Isabel Leiria e Bárbara Wong, «Cibercopianço» ganha adeptos, in: "PÚBLICO". Ano XIII, n.º 4699, 2/2/2003, pág. 29.

«Cibercopianço» ganha adeptos 

A facilidade com que os alunos podem encontrar informação “on-line”, cortar e colar tornou o “cibercopianço” cada vez mais frequente. Por preguiça ou por desconhecer as regras elementares da citação, alguns assumem-no como um acto normal. A Internet é vista como um supermercado sem preço, onde se vai buscar música, filmes e... trabalhos dos outros. Vários professores contam como apanharam casos de plágios mais ou menos descarados. Por Isabel Leiria e Bárbara Wong

Enquanto estava a corrigir um trabalho de Sociologia da Comuni­cação, Rita Figueiras, professora na Universidade Católica Portuguesa, de Lisboa (UCP), começou a aperceber-se de que as ideias e as palavras utiliza­das pelo aluno lhe eram familiares. Não se deu conta imediatamente que aquele discurso tinha sido escrito por si própria, mas também não demorou muito a reconhecer a intervenção que tinha feito num congresso.

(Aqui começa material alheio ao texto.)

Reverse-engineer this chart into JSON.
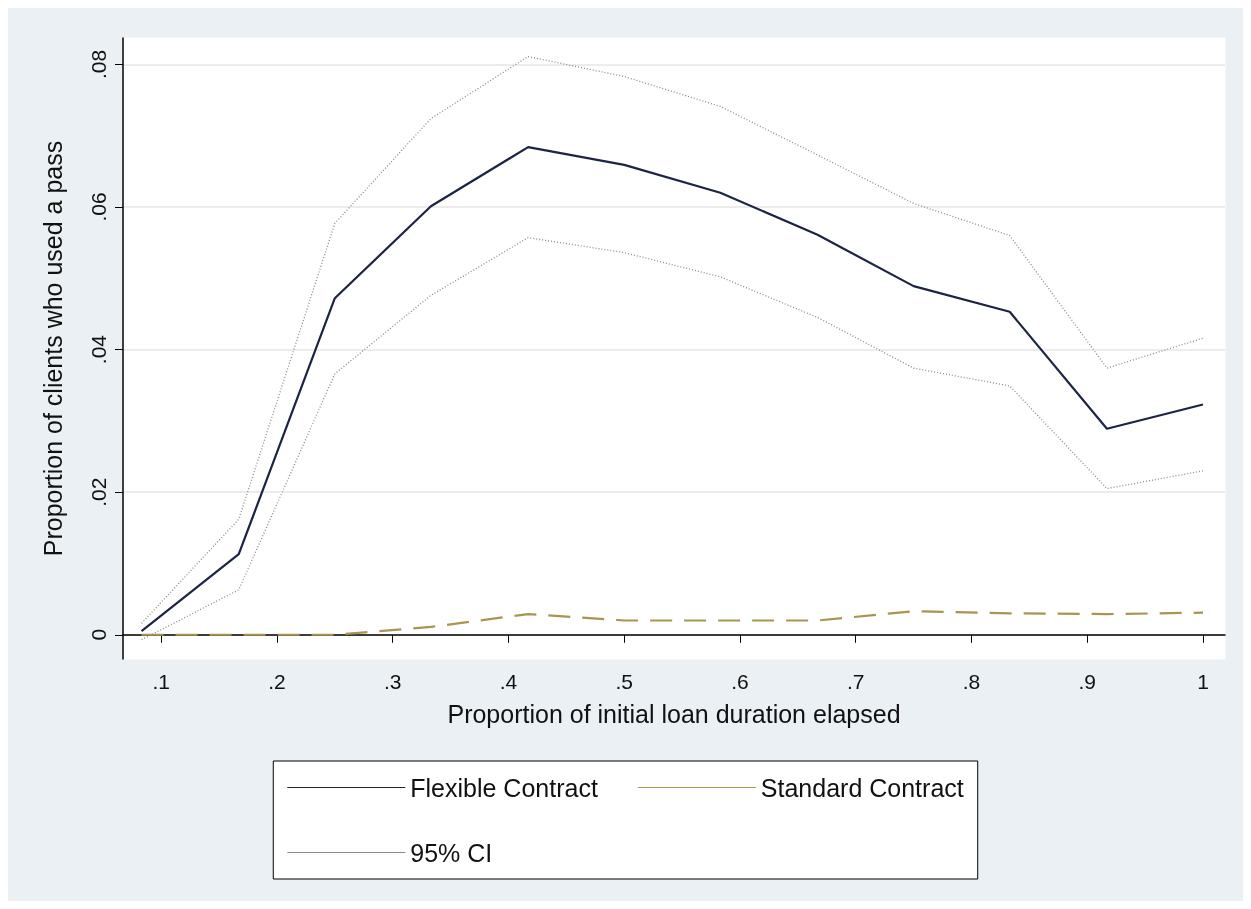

Durante cerca de três anos, um professor do ensino superior manteve uma página pessoal na Internet onde facultava o acesso a vários trabalhos da sua autoria: textos académicos, pequenos artigos, planos de aula. Um dia recebeu uma mensagem de um outro docente de uma escola su­perior de Educação, pedindo-lhe que retirasse os textos da página. É que já tinha detectado vários plágios a partir desses documentos.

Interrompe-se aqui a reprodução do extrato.